Pour certains, les spectacles semblent de plus en plus désuets. En 2015, le Lido a tenté de se réinventer avec une nouvelle revue réalisée par un metteur en scène du Cirque du Soleil, mais elle n’a pas eu le succès escompté.
Accor a déclaré que le cabaret a perdu 80 millions d’euros (85,6 millions de dollars) au cours de la dernière décennie. Les employés du Lido s’attendent à perdre leur emploi cet été.
Les personnes qui ont travaillé au Lido – des danseurs aux couturières, en passant par le personnel des loges et les techniciens des coulisses – ont un attachement inhabituel à ce lieu.

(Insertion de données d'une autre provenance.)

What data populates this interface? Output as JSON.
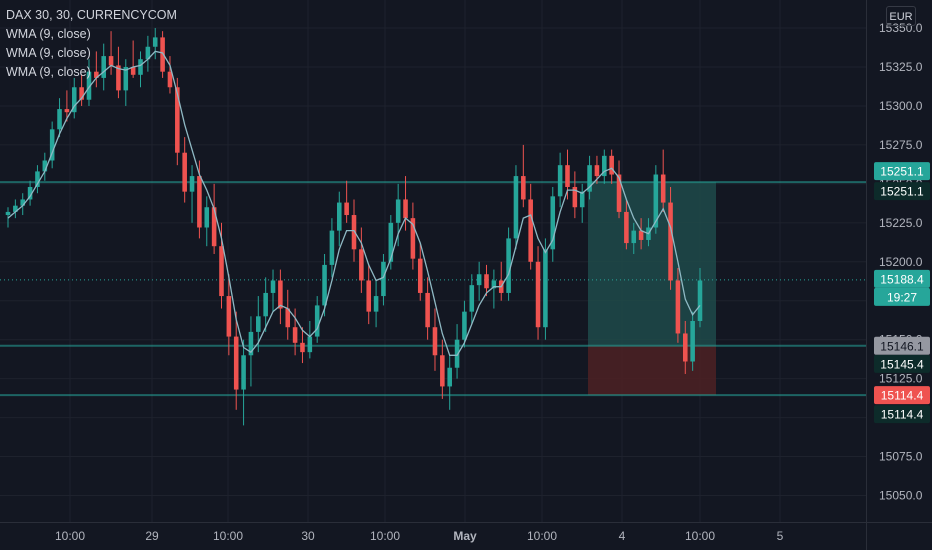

“Aucun autre lieu n’avait de chutes d’eau, de patinoire et de piscine”, a déclaré à l’AP Yves Valente, scénographe retraité du Lido. “Le Lido a des machines et des effets spéciaux exceptionnellement rapides”.
La manifestation de samedi était particulièrement poignante pour l’ancienne danseuse du Lido, Danielle Douhet Broussier, 68 ans, qui est venue rejoindre les jeunes danseurs qui se battent pour sauver leurs emplois.
Le Lido “est toute ma vie”, a-t-elle déclaré. “Les meilleurs jours de ma vie se sont déroulés là-bas”.